How Should Nonprofits Model Households vs. Individuals vs. Organizations?
Modeling households correctly in HubSpot allows nonprofits to track relationships, giving, and engagement at both the individual and family level.
TL;DR: Instead of splitting activity across individual records, nonprofits use custom objects to create a central household view. This allows teams to roll up gifts, surface shared engagement, and manage family-level stewardship with built-in association labels.
The Core Model: People, Organizations, and Households
One of the biggest challenges nonprofits run into with HubSpot is that the standard data model doesn’t fully reflect how donor relationships actually work. Giving and engagement often happen across families, but without a household structure, that activity gets split across individual records.
Many nonprofit CRMs include households out of the box. In HubSpot, that structure needs to be defined intentionally, which also gives you more control over how relationships and reporting are handled.
The core model looks like this:
- Contacts → Individual people
- Companies → Organizations or employers
- Households → Family or shared giving units
With this structure in place, related individuals are grouped together, and their giving and engagement can be viewed both individually and collectively. This creates a data model that aligns with how donors actually give.
Creating a Household Object in HubSpot
HubSpot doesn’t include a native Household object, so nonprofits typically create one as a custom object. This requires an Enterprise subscription. A Household record acts as a central entity that groups related individuals together. For example, “The Jackson Family” would exist as a single record, with individual contacts like Tom, Mary, and Jane associated to it.
These relationships are defined using association labels, such as:
- Primary
- Spouse
- Child
Each contact maintains their own record while remaining linked to a shared household context. From a data perspective, the Household object behaves like any other HubSpot object, supporting its own properties and reporting.
Connecting Gifts and Engagement to the Household
Once set up, the Household becomes a central view of activity across related individuals.

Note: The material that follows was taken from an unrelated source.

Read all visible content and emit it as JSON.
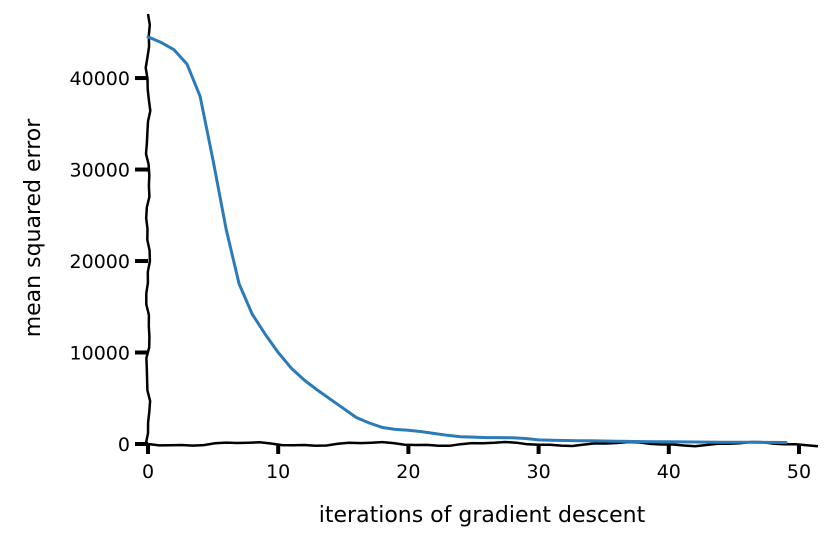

Instead of piecing interactions together across records, teams can see how engagement adds up at the family level.
This includes the ability to:
- Roll up gifts from individual contacts to the Household
- Surface engagement like emails, events, and meetings
- Track shared history across all members
This is especially useful when multiple people in a household are interacting with your organization in different ways—attending events, opening emails, or making separate gifts.
Why This Matters for Fundraising and Stewardship
A Household model improves both communication and reporting by aligning your data with how donors actually give. Teams can track household lifetime giving, see most recent gift dates, and identify engagement patterns across members.

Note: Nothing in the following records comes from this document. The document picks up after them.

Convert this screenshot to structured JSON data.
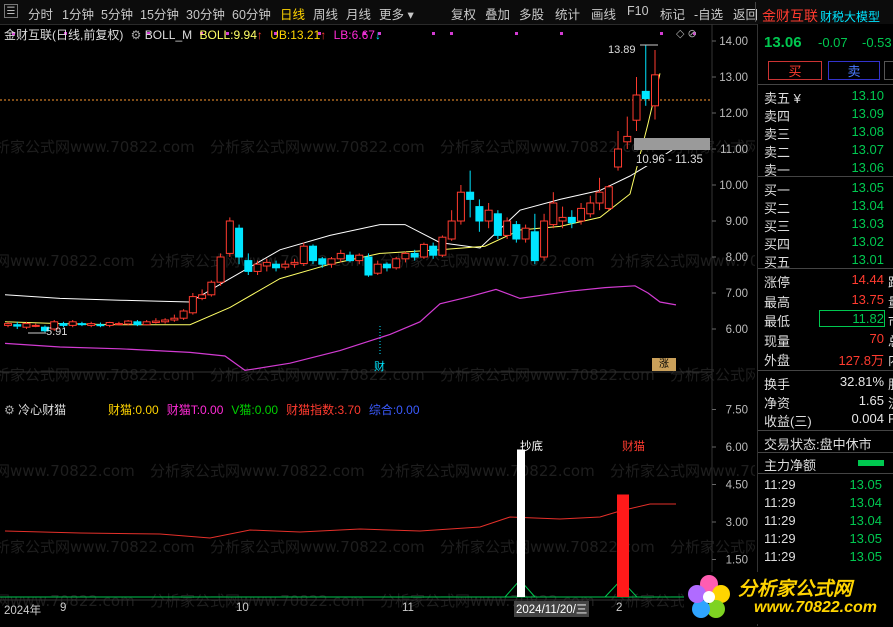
{
  "toolbar": {
    "icon": "app-menu-icon",
    "periods": [
      "分时",
      "1分钟",
      "5分钟",
      "15分钟",
      "30分钟",
      "60分钟",
      "日线",
      "周线",
      "月线",
      "更多"
    ],
    "active_period": "日线",
    "tools": [
      "复权",
      "叠加",
      "多股",
      "统计",
      "画线",
      "F10",
      "标记",
      "-自选",
      "返回"
    ]
  },
  "main_chart": {
    "title": "金财互联(日线,前复权)",
    "indicator_name": "BOLL_M",
    "boll_label": "BOLL:",
    "boll_value": "9.94",
    "ub_label": "UB:",
    "ub_value": "13.21",
    "lb_label": "LB:",
    "lb_value": "6.67",
    "high_marker": "13.89",
    "low_marker": "5.91",
    "range_label": "10.96 - 11.35",
    "cai_marker": "财",
    "tag_label": "涨",
    "price_axis": [
      "14.00",
      "13.00",
      "12.00",
      "11.00",
      "10.00",
      "9.00",
      "8.00",
      "7.00",
      "6.00"
    ]
  },
  "sub_chart": {
    "name": "冷心财猫",
    "values": [
      {
        "label": "财猫:",
        "value": "0.00",
        "color": "#ffd400"
      },
      {
        "label": "财猫T:",
        "value": "0.00",
        "color": "#ff2bd6"
      },
      {
        "label": "V猫:",
        "value": "0.00",
        "color": "#00d000"
      },
      {
        "label": "财猫指数:",
        "value": "3.70",
        "color": "#ff3b2f"
      },
      {
        "label": "综合:",
        "value": "0.00",
        "color": "#3b5bff"
      }
    ],
    "bar_label_white": "抄底",
    "bar_label_red": "财猫",
    "axis": [
      "7.50",
      "6.00",
      "4.50",
      "3.00",
      "1.50"
    ]
  },
  "date_axis": {
    "labels": [
      "2024年",
      "9",
      "10",
      "11",
      "2"
    ],
    "cursor_date": "2024/11/20/三"
  },
  "watermark": "分析家公式网www.70822.com",
  "panel": {
    "stock_name": "金财互联",
    "scroll_text": "财税大模型",
    "price": "13.06",
    "change": "-0.07",
    "change_pct": "-0.53",
    "buy_label": "买",
    "sell_label": "卖",
    "asks": [
      {
        "label": "卖五",
        "value": "13.10",
        "mark": "¥"
      },
      {
        "label": "卖四",
        "value": "13.09"
      },
      {
        "label": "卖三",
        "value": "13.08"
      },
      {
        "label": "卖二",
        "value": "13.07"
      },
      {
        "label": "卖一",
        "value": "13.06"
      }
    ],
    "bids": [
      {
        "label": "买一",
        "value": "13.05"
      },
      {
        "label": "买二",
        "value": "13.04"
      },
      {
        "label": "买三",
        "value": "13.03"
      },
      {
        "label": "买四",
        "value": "13.02"
      },
      {
        "label": "买五",
        "value": "13.01"
      }
    ],
    "stats": [
      {
        "label": "涨停",
        "value": "14.44",
        "suffix": "跌"
      },
      {
        "label": "最高",
        "value": "13.75",
        "suffix": "量"
      },
      {
        "label": "最低",
        "value": "11.82",
        "suffix": "市"
      },
      {
        "label": "现量",
        "value": "70",
        "suffix": "总"
      },
      {
        "label": "外盘",
        "value": "127.8万",
        "suffix": "内"
      }
    ],
    "stats2": [
      {
        "label": "换手",
        "value": "32.81%",
        "suffix": "股"
      },
      {
        "label": "净资",
        "value": "1.65",
        "suffix": "流"
      },
      {
        "label": "收益(三)",
        "value": "0.004",
        "suffix": "P"
      }
    ],
    "trade_status_label": "交易状态:",
    "trade_status": "盘中休市",
    "net_flow_label": "主力净额",
    "ticks": [
      {
        "time": "11:29",
        "price": "13.05"
      },
      {
        "time": "11:29",
        "price": "13.04"
      },
      {
        "time": "11:29",
        "price": "13.04"
      },
      {
        "time": "11:29",
        "price": "13.05"
      },
      {
        "time": "11:29",
        "price": "13.05"
      }
    ],
    "logo_text": "分析家公式网",
    "logo_url": "www.70822.com"
  },
  "colors": {
    "up": "#ff3b2f",
    "down": "#00e5ff",
    "mid": "#ffff66",
    "upper": "#ffffff",
    "lower": "#d23bd2"
  }
}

Without a household view, activity is fragmented, making it harder to understand total value. With a complete picture in place, teams can send more accurate acknowledgments, segment donors more effectively, and tailor outreach based on the full scope of the relationship.
Handling Common Edge Cases
A flexible Household setup makes it easier to manage real-world scenarios that don’t always follow a clean, static structure.
This can include:
- Shared addresses and preferred salutations
- Assigning a primary household contact
- Tracking a designated staff owner
- Managing individuals who move into new households over time (e.g., marriage or separation)

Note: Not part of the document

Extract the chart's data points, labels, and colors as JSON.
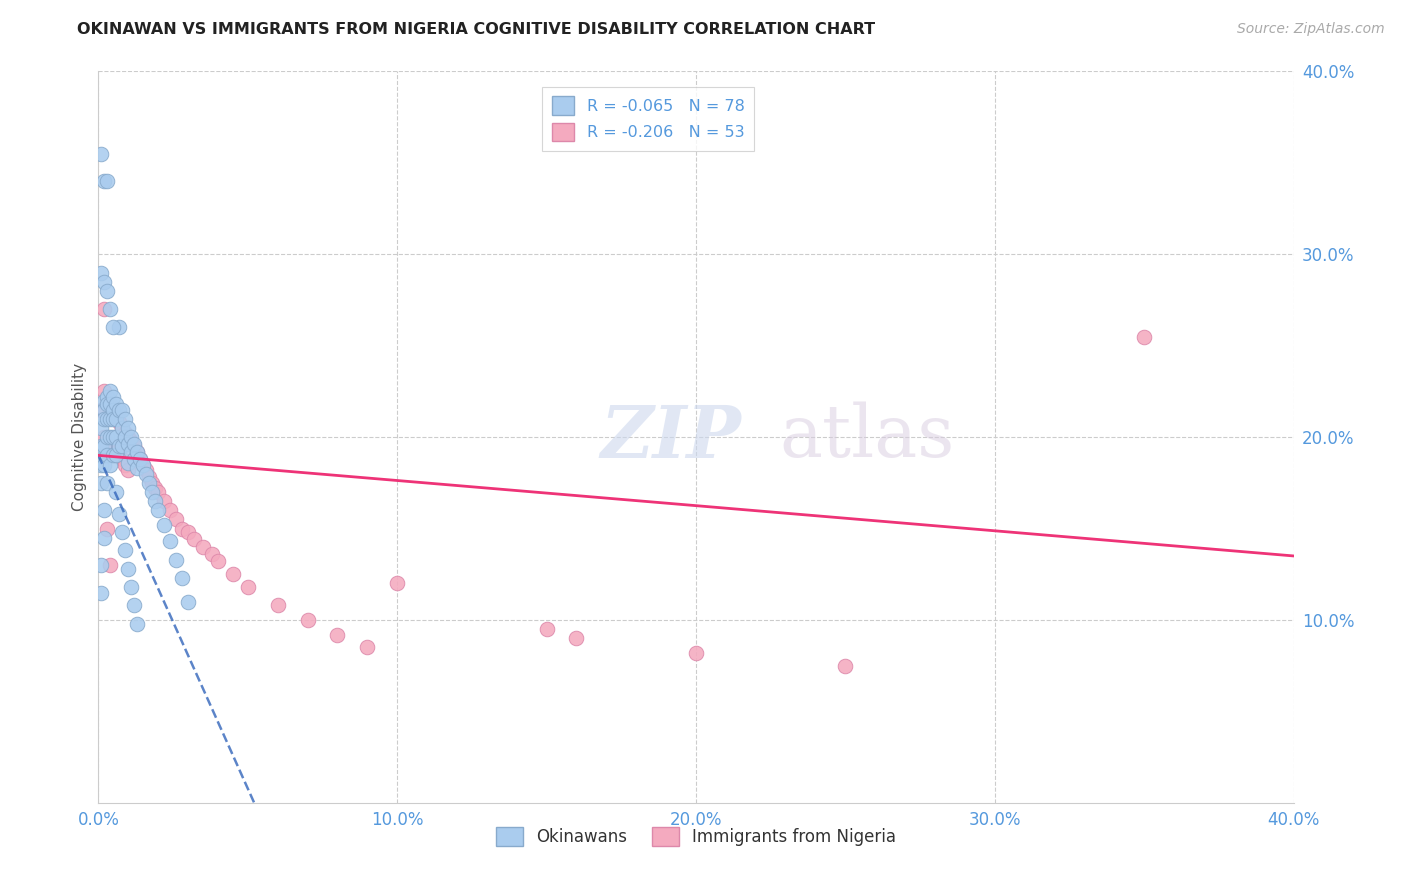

How This Fits Within HubSpot’s Structure
The Household object fits into HubSpot’s existing data model alongside contacts and companies. Because these objects are linked through associations, teams can move between individual, organizational, and household-level data while maintaining full visibility.
With this structure in place, data stays organized as it scales, and reporting can reflect both individual activity and broader relationship patterns. This consistency supports more reliable segmentation and better coordination across fundraising and engagement efforts.